いつでも私と一緒に、歩もうとしてくれる。心に、寄り添ってくれる。
女同士だっていうのは、ずっと引っかかってたけど)
だがサクラの感じていた垣根は、少しずつ崩された。
結婚している女人同士。あるいはこれから結ばれる人たち。
あまつさえ、同性で子供までいるという。
(同性だと嫌悪感? 生理的嫌悪がある? って話も聞いたことあるけど。
私、ミモザにそういうものを感じたことはないんだよねぇ)
たびたびの、近い接触。
サクラはそこに喜びを覚えこそすれ、違和を感じることはなかった。
(結局。生理的嫌悪ってのは、いいわけなんだ。ただ嫌い、苦手、受け付けないっていうのの。

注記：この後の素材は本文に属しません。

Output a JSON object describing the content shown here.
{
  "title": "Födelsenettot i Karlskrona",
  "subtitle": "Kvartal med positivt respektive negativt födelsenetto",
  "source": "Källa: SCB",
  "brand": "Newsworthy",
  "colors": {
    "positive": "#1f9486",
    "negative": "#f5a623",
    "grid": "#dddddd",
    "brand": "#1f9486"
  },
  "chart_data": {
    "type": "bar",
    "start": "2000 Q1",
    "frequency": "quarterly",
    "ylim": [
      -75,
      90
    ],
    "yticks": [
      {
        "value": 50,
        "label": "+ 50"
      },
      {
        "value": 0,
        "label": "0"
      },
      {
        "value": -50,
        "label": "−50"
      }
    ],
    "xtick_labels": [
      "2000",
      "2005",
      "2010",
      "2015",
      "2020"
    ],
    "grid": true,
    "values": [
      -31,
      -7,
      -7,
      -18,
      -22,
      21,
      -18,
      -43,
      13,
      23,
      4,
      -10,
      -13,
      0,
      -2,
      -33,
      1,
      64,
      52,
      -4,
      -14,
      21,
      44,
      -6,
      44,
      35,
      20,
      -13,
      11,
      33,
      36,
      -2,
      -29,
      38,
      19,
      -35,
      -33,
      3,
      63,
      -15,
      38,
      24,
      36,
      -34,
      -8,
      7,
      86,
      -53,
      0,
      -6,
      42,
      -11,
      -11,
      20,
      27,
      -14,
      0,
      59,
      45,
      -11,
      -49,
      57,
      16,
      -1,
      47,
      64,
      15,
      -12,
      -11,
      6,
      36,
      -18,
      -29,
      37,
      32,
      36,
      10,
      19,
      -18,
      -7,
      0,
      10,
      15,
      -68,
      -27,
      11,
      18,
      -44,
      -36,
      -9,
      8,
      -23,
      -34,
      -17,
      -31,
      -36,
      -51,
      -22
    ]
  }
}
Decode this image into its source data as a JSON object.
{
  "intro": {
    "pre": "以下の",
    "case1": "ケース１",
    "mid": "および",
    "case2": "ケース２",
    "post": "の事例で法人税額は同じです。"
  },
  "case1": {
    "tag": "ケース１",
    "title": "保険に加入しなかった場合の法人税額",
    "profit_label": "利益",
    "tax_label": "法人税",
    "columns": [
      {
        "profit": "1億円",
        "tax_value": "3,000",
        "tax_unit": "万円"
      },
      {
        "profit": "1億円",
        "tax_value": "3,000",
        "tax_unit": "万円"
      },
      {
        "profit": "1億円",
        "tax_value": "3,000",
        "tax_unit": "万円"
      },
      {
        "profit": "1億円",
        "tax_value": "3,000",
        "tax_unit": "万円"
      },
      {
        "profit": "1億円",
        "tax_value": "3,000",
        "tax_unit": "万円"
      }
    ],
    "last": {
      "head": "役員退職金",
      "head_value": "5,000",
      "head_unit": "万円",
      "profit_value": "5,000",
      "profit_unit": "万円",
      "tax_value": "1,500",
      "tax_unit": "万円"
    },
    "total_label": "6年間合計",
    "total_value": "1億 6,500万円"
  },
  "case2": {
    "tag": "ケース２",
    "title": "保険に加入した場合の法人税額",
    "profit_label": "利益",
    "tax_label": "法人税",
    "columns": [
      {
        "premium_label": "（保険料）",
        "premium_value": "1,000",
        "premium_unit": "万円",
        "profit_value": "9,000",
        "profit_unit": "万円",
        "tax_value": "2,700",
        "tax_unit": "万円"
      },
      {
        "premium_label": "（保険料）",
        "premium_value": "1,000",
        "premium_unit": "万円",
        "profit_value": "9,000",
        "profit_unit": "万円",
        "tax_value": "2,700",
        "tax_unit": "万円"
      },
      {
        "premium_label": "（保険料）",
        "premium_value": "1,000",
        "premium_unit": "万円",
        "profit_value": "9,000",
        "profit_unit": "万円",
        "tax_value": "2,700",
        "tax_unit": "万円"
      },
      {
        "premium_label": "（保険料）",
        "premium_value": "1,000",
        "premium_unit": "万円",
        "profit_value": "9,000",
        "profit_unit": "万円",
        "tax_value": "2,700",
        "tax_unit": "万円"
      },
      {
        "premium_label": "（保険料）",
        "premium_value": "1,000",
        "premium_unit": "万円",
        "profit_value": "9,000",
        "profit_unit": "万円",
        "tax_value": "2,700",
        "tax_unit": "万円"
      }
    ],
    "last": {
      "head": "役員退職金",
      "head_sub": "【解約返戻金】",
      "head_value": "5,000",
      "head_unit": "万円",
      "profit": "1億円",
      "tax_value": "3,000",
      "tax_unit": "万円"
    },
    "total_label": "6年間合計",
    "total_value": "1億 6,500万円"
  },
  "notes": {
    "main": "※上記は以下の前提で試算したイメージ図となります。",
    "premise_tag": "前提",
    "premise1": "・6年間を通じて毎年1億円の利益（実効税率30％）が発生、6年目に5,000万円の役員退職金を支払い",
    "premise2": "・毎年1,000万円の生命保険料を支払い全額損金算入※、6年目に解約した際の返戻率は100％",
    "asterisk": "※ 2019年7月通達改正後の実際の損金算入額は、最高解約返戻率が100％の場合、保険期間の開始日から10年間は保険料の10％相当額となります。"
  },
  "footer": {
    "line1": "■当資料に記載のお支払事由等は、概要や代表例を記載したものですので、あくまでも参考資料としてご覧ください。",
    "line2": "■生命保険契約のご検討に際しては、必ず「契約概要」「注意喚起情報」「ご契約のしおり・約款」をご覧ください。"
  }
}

それを欲望とか他の感情で誤魔化そうとして、やっぱり無理ってなってるだけ。
いやだって私、それを感じるのは男女どっちでもあるし。
好きな人……ミモザには何されても大丈夫って。ただ、それだけ)
サクラはいわゆる同性愛者、ではなく。
同性異性のうち、受け入れられるのがミモザ、というだけである。
だがその違いは、サクラにとっては重要であった。
嫌悪しようとも組み敷かれることもあると、知っている彼女にとっては。
必要なのは性別の違いではなく、信頼、愛情、そして安心である。
(うん。やっぱり私は、ミモザを愛してる。あの子がずっと、大好き。
だから、あなたを幸せにしたい。一緒に、幸せになりたい。
ミモザ――――)
すべての不安の欠片がなくなり、ただ真っ直ぐにミモザとの縁が繋がるのを感じ。
サクラは左手小指をそっと撫でて。
あることに、気づいた。
少しだけ視線を上げ、リプテルの手元……ほのかに輝く、赤い糸を見る。
(私の赤い糸は、もう輝きがない。
でも……これ、ここで終わりかな?
もっと揺れが少なくなったら、先の色があるんじゃ……。
はっとして、サクラは目を見開く。
(そうだ! なんで今まで気づかなかったんだろう!?
この糸には
そして、ミモザはとっくにそこに、辿り着いてる!)
サクラは確信を込めるように、密かに左手小指を右手で握り締めた。
(その上で、無自覚なんだ。知ってたら、恐れたりしない。
教えて、あげなきゃ。
でもそのためにはきっと、私も同じところに辿り着く必要がある。
私は――――)
脳裏に碧の瞳が浮かび、サクラは顔を上げた。
(まだ乗り越えなきゃいけない、壁がある)
革命軍を逃げ出したというドラールは、まだ捕まっていない。
だがことここに至って、サクラは奇妙な予感を覚えていた。
(この縁は、必ずくる。私を狙って、必ず。
迎え撃ち、乗り越えて……ミモザを、待とう)
――――――――すべての答えは、出た。
果たさなければならないことも、明確になった。
サクラは深く息を吸ってから、笑みを浮かべ。
茶を飲みながら時折視線を送っていたリプテルの瞳を、見た。
「…………リプテル様。きっと。大丈夫だと、思います。
ミモザは、私と向き合ってくれる。
隣を歩んでくれると……そう信じています」
「でしょうね。赤い糸を出しながら、子どもを産んだ人たちだっているのだもの。
私たちには難しかったけど。そうしたいと願うなら、あなたたちは乗り越えられるわよ」
先達の力強い言葉に。
サクラは肩の力を抜き、まっすぐ彼女を見て、頷いた。
「はい。ありがとうございます、リプテル様。
あ、お茶のお代わり」
いつの間にか空になっていたカップを見て、サクラは慌てて腰を上げる。
少し縁遠かった訪問者は、彼女を見て穏やかにほほ笑んだ。
「ふふ。いただこうかしら。これほどのもの、うちでは滅多に飲めないのよ」
「うちでもなかなか出せないんです、お客様来ないから。
あ、珍しいお菓子もあるので、よければ!」
「いただくわ。お代にそうね……ミモザの小さい頃のはな」
「是非聞かせてください、いくらでも払います」
前のめりなサクラに、リプテルが噴き出す。
楽しいお茶の時間は、正午を回っても続いた。